Ma quali fannulloni, gli italiani risultano dei grandi lavoratori, almeno secondo quanto riportato da un’indagine Mercer. Dovrebbe gioire Brunetta al sapere che le assenze per malattia nel nostro Paese si attestano in media sui 6,7 giorni all’anno, quasi un giorno in meno rispetto alla media europea. La società di consulenza nelle risorse umane Mercer avrebbe condotta un’indagine su un campione di 800 aziende in 24 paesi, secondo il quale i tassi più alti di assenza per malattia si registrano in Bulgaria (22), Portogallo (11,8 giorni), nella Repubblica ceca (10,8) e in Norvegia (10,2), mentre i più presenti al lavoro sarebbero i lavoratori turchi (solo 4,6 giorni l’anno in media per malattia) e gli inglesi (5,5).
Gli italiani risultano più ’stakanovisti’ della media del campione complessivo (7,4 giorni di assenza medi) e con 6,7 giorni di assenza risultano più presenti al lavoro degli svedesi (9,1 giorni) e dei russi (7,3) avvicinandosi alla media tedesca (6,6 giorni di assenza per malattia).
Circa i tre quarti (il 73%) del lavoro complessivamente perso per malattia sono dovuti ad assenze brevi e frequenti (generalmente inferiori a otto giorni) e circa un quarto è dovuto a invalidità di lungo periodo. Le aziende di grandi dimensioni riferiscono generalmente quantità superiori di tempo perso a causa di invalidità di lungo periodo rispetto alle organizzazioni più piccole sulle quali le assenze brevi e frequenti hanno un impatto maggiore.
reo85
16 gen 2009 - 12:17 - #1peccato che brunetta si riferisca ai dipendenti pubblici, mentre questa ricerca sia stata sviluppata guardando aziende private.

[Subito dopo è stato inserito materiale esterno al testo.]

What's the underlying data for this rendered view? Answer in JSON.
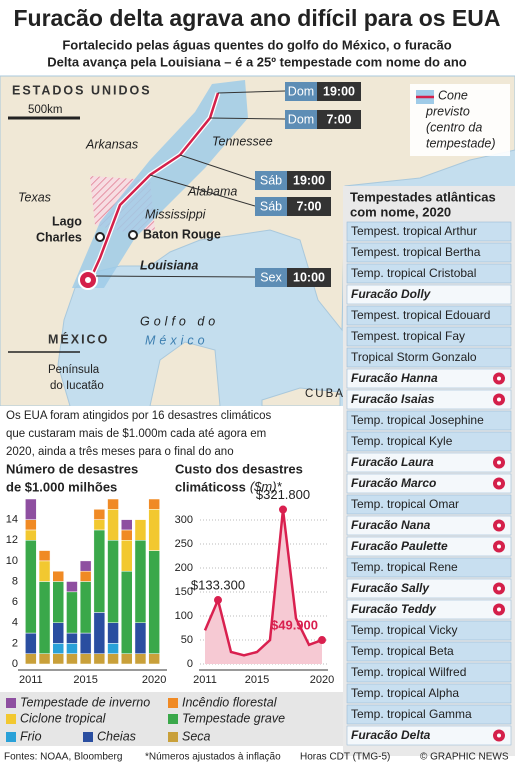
{
  "header": {
    "title": "Furacão delta agrava ano difícil para os EUA",
    "subtitle": [
      "Fortalecido pelas águas quentes do golfo do México, o furacão",
      "Delta avança pela Louisiana – é a 25º tempestade com nome do ano"
    ]
  },
  "map": {
    "labels": {
      "us": "ESTADOS UNIDOS",
      "scale": "500km",
      "arkansas": "Arkansas",
      "tennessee": "Tennessee",
      "texas": "Texas",
      "alabama": "Alabama",
      "mississippi": "Mississippi",
      "lake_charles": [
        "Lago",
        "Charles"
      ],
      "baton_rouge": "Baton Rouge",
      "louisiana": "Louisiana",
      "mexico": "MÉXICO",
      "gulf": [
        "Golfo do",
        "México"
      ],
      "yucatan": [
        "Península",
        "do Iucatão"
      ],
      "cuba": "CUBA"
    },
    "forecast": [
      {
        "day": "Dom",
        "time": "19:00"
      },
      {
        "day": "Dom",
        "time": "7:00"
      },
      {
        "day": "Sáb",
        "time": "19:00"
      },
      {
        "day": "Sáb",
        "time": "7:00"
      },
      {
        "day": "Sex",
        "time": "10:00"
      }
    ],
    "legend": [
      "Cone",
      "previsto",
      "(centro da",
      "tempestade)"
    ]
  },
  "storms": {
    "title": [
      "Tempestades atlânticas",
      "com nome, 2020"
    ],
    "rows": [
      {
        "text": "Tempest. tropical Arthur",
        "hurricane": false
      },
      {
        "text": "Tempest. tropical Bertha",
        "hurricane": false
      },
      {
        "text": "Temp. tropical Cristobal",
        "hurricane": false
      },
      {
        "text": "Furacão Dolly",
        "hurricane": true,
        "icon": false
      },
      {
        "text": "Tempest. tropical Edouard",
        "hurricane": false
      },
      {
        "text": "Tempest. tropical Fay",
        "hurricane": false
      },
      {
        "text": "Tropical Storm Gonzalo",
        "hurricane": false
      },
      {
        "text": "Furacão Hanna",
        "hurricane": true,
        "icon": true
      },
      {
        "text": "Furacão Isaias",
        "hurricane": true,
        "icon": true
      },
      {
        "text": "Temp. tropical Josephine",
        "hurricane": false
      },
      {
        "text": "Temp. tropical Kyle",
        "hurricane": false
      },
      {
        "text": "Furacão Laura",
        "hurricane": true,
        "icon": true
      },
      {
        "text": "Furacão Marco",
        "hurricane": true,
        "icon": true
      },
      {
        "text": "Temp. tropical Omar",
        "hurricane": false
      },
      {
        "text": "Furacão Nana",
        "hurricane": true,
        "icon": true
      },
      {
        "text": "Furacão Paulette",
        "hurricane": true,
        "icon": true
      },
      {
        "text": "Temp. tropical Rene",
        "hurricane": false
      },
      {
        "text": "Furacão Sally",
        "hurricane": true,
        "icon": true
      },
      {
        "text": "Furacão Teddy",
        "hurricane": true,
        "icon": true
      },
      {
        "text": "Temp. tropical Vicky",
        "hurricane": false
      },
      {
        "text": "Temp. tropical Beta",
        "hurricane": false
      },
      {
        "text": "Temp. tropical Wilfred",
        "hurricane": false
      },
      {
        "text": "Temp. tropical Alpha",
        "hurricane": false
      },
      {
        "text": "Temp. tropical Gamma",
        "hurricane": false
      },
      {
        "text": "Furacão Delta",
        "hurricane": true,
        "icon": true
      }
    ]
  },
  "intro": [
    "Os EUA foram atingidos por 16 desastres climáticos",
    "que custaram mais de $1.000m cada até agora em",
    "2020, ainda a três meses para o final do ano"
  ],
  "chart_data": [
    {
      "type": "bar",
      "stacked": true,
      "title": [
        "Número de desastres",
        "de $1.000 milhões"
      ],
      "categories": [
        "2011",
        null,
        null,
        null,
        "2015",
        null,
        null,
        null,
        null,
        "2020"
      ],
      "ylim": [
        0,
        16
      ],
      "yticks": [
        0,
        2,
        4,
        6,
        8,
        10,
        12,
        14
      ],
      "grid": false,
      "series": [
        {
          "name": "Seca",
          "color": "#c9a03a",
          "values": [
            1,
            1,
            1,
            1,
            1,
            1,
            1,
            1,
            1,
            1
          ]
        },
        {
          "name": "Frio",
          "color": "#2aa1d8",
          "values": [
            0,
            0,
            1,
            1,
            0,
            0,
            1,
            0,
            0,
            0
          ]
        },
        {
          "name": "Cheias",
          "color": "#2a4ea0",
          "values": [
            2,
            0,
            2,
            1,
            2,
            4,
            2,
            0,
            3,
            0
          ]
        },
        {
          "name": "Tempestade grave",
          "color": "#3aa84a",
          "values": [
            9,
            7,
            4,
            4,
            5,
            8,
            8,
            8,
            8,
            10
          ]
        },
        {
          "name": "Ciclone tropical",
          "color": "#f2c830",
          "values": [
            1,
            2,
            0,
            0,
            0,
            1,
            3,
            3,
            2,
            4
          ]
        },
        {
          "name": "Incêndio florestal",
          "color": "#f08a24",
          "values": [
            1,
            1,
            1,
            0,
            1,
            1,
            1,
            1,
            0,
            1
          ]
        },
        {
          "name": "Tempestade de inverno",
          "color": "#8e4fa0",
          "values": [
            2,
            0,
            0,
            1,
            1,
            0,
            0,
            1,
            0,
            0
          ]
        }
      ]
    },
    {
      "type": "line",
      "title": [
        "Custo dos desastres",
        "climáticoss"
      ],
      "unit": "($m)*",
      "categories": [
        "2011",
        null,
        null,
        null,
        "2015",
        null,
        null,
        null,
        null,
        "2020"
      ],
      "ylim": [
        0,
        330
      ],
      "yticks": [
        0,
        50,
        100,
        150,
        200,
        250,
        300
      ],
      "grid": true,
      "color": "#d9204f",
      "fill": "#f6c9d3",
      "values": [
        70,
        133.3,
        25,
        18,
        25,
        50,
        321.8,
        95,
        40,
        49.9
      ],
      "value_labels": [
        null,
        "$133.300",
        null,
        null,
        null,
        null,
        "$321.800",
        null,
        null,
        "$49.900"
      ]
    }
  ],
  "footer": {
    "sources": "Fontes: NOAA, Bloomberg",
    "note": "*Números ajustados à inflação",
    "time": "Horas CDT (TMG-5)",
    "credit": "© GRAPHIC NEWS"
  }
}
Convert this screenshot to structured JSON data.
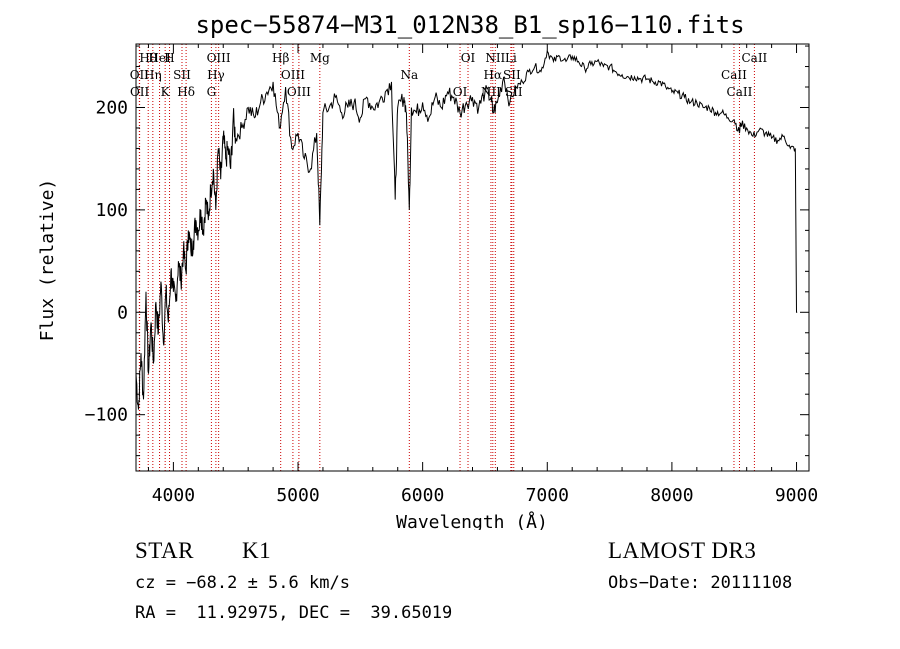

non tutti i dipendenti pubblici sono fannulloni e finti malati, ma per colpa di alcuni furbi sì è dovuti essere + severi e così ci sono andati di mezzo anche gli altri
Carneade 2
16 gen 2009 - 14:06 - #2Gli italiani sono bimbi mai cresciuti, il solo modo per farli lavorare è il bastone o la carota. Nel settore pubblico mancano entrambi quindi…
Hallo Servizi Linguistici
05 mar 2009 - 11:16 - #3Finalmente qualcuno che spezza una lancia in favore dei lavoratori italiani. Come insegnante di lingue ho girato il mondo e devo confermare che gli italiani sono davvero degli ottimi lavoratori.